Kedudukan Al-Sunnah sebagai sumber ajaran Islam selain didasarkan pada keterangan ayat-ayat Alquran dan
hadis juga didasarkan kepada pendapat kesepakatan para sahabat. Yakni seluruh sahabat sepakat untuk
menetapkan tentang wajib mengikuti hadis, baik pada masa Rasulullah masih hidup maupun setelah beliau
wafat.
Menurut bahasa Al-Sunnah artinya jalan hidup yang dibiasakan terkadang jalan tersebut ada yang baik dan
ada pula yang buruk. Pengertian Al-Sunnah seperti ini sejalan dengan makna hadis Nabi yang artinya : Barang
siapa yang membuat sunnah (kebiasaan) yang terpuji, maka pahala bagi yang membuat sunnah itu dan pahala
bagi orang yang mengerjakanny; dan barang siapa yang membuat sunnah yang buruk, maka dosa bagi yang
membuat sunnah yang buruk itu dan dosa bagi orang yang mengerjakannya.

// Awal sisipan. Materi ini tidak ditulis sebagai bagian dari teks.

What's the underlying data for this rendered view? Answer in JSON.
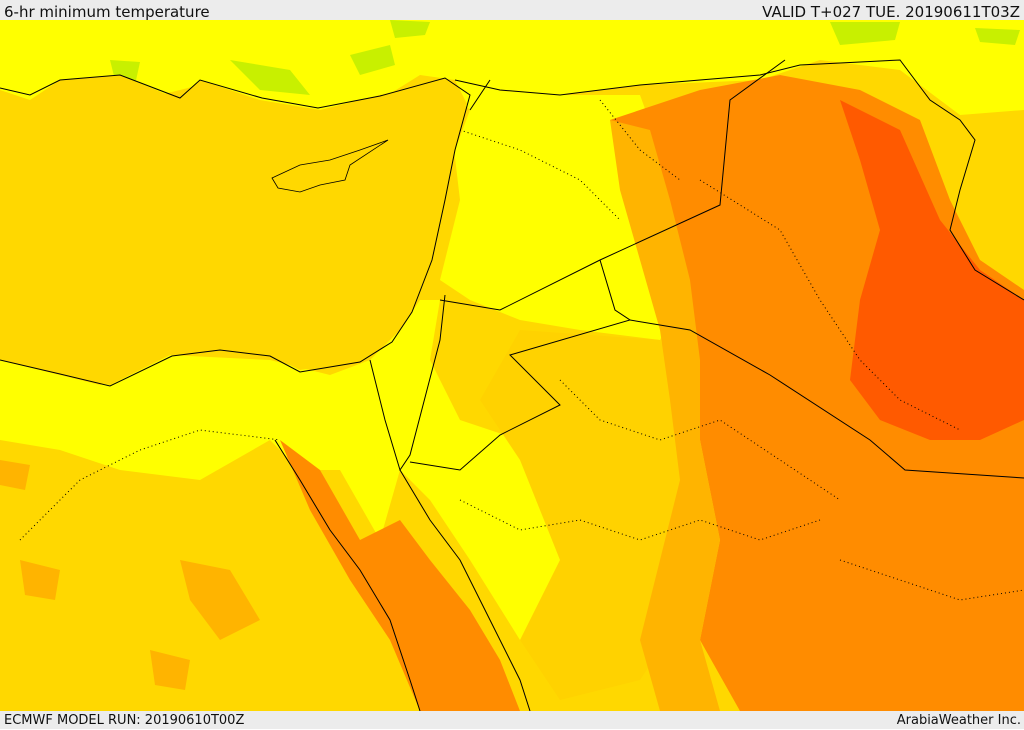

Sementara itu Jumhurul Ulama atau kebanyakan para ulama ahli hadis mengartikan Al-Sunnah, Al-Hadis, AlKhabar dan Al-Atsar sama saja, yaitu segala sesuatu yang disandarkan kepada Nabi Muhammad Saw, baik
dalam bentuk ucapan, perbuatan maupun ketetapan. Sementara itu ulama Ushul mengartikan bahwa AlSunnah adalah sesuatu yang berasal dari Nabi Muhammad dalam bentuk ucapan, perbuatan dan persetujuan
beliau yang berkaitan dengan hukum.
Sebagai sumber ajaran Islam kedua, setelah Alquran, Al-Sunnah memiliki fungsi yang pada intinya sejalan
dengan alquran. Keberadaan Al-Sunnah tidak dapat dilepaskan dari adanya sebagian ayat Alquran :
1). Yang bersifat global (garis besar) yang memerlukan perincian;
2). Yang bersifat umum (menyeluruh) yang menghendaki pengecualian;
3). Yang bersifat mutlak (tanpa batas) yang menghendaki pembatasan; dan ada pula
4). Isyarat Alquran yang mengandung makna lebih dari satu (musytarak) yang menghendaki
penetapan makna yang akan dipakai dari dua makna tersebut; bahkan terdapat sesuatu yang secara
khusus tidak dijumpai keterangannya di dalam Alquran yang selanjutnya diserahkan kepada hadis
nabi.
3. Ijtihad
Ijtihad, secara bahasa berasal dari kata jahada yang lebih bermakna pekerjaan yang dilakukan lebih dari biasa,
sulit dilaksanakan, atau yang kurang disenangi. Persoalan yang tidak dapat diabaikan dalam melakukan ijtihad
adalah terpenuhinya syarat-syarat ijtihad. Dalam hal ini para ulama berbeda pendapat dalam menentukan
syarat-syarat ijtihad sebagai mujtahid (orang mampu melakukan ijtihad melalui cara istinbath dan tathbiq).
Istinbath ialah mengeluarkan hokum dari hokum sumber syariat sedangkan tahbiq ialah penerapan hokum.
Menurut Wahbah al-Zuhaili, hukum ijtihad adalah wajib ain, wajib kifayah, sunnah dan bahkan atau haram,
tergantung pada kapasitas orang yang bersangkutan.